Sunday morning, the compound woke up more determined to get food from anywhere. We still had money, so we were able to buy some canned goods and rice. We knew that eventually, money would lose its value. Our companions headed out to the city and came back with news that people were stealing more than necessities. TVs, tables, and laptops were being carried out of the malls. People seemed to be looting out of greed and desperation. We were wondering why any form relief operations were all but imperceptible. We ourselves were getting desperate.
That night, an Ormoc-based Unilab medical representative went to Tacloban to inform us that the ports in Ormoc were operational again. Five of us packed up and left first thing in the morning. We drove to Ormoc, took a slow boat to Cebu, and I flew back to Manila.
My experience is not extraordinary. My survival brings me both relief and guilt, for even the safest in Tacloban were and still are suffering. Think of those who had less to begin with. Realize that the Philippines is a country where corruption is rampant, and that the aid you’ve been sending out have most likely been filtered through the bureaucratic institutions. If you choose to help, choose the organizations wisely.

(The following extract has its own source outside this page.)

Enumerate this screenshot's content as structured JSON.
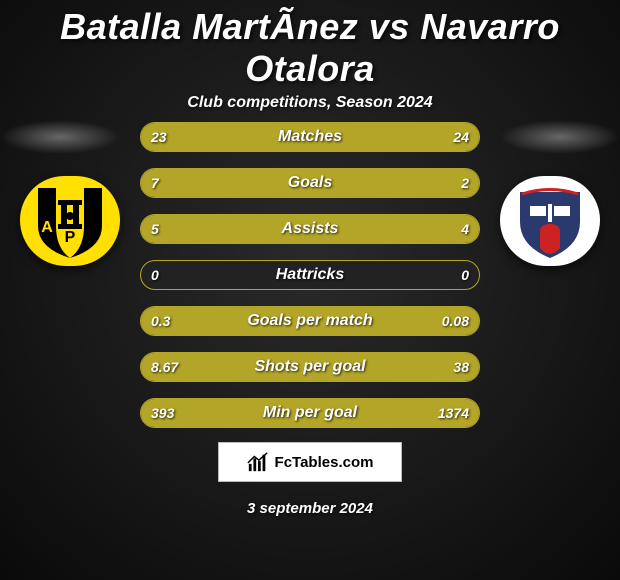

The anarchy I witnessed the few days after the disaster will turn into violence and complete chaos if the people do not receive the aid that they deserve. Any deaths now will most likely have been caused by helplessness and government inactivity. People will go insane from extreme hunger and thirst—more so if they see their loved ones, their children, going through it with them. The people of Leyte are desperate. They need action.
Jaime Constantino, 22, is an Economics-Honors graduate of Ateneo de Manila University.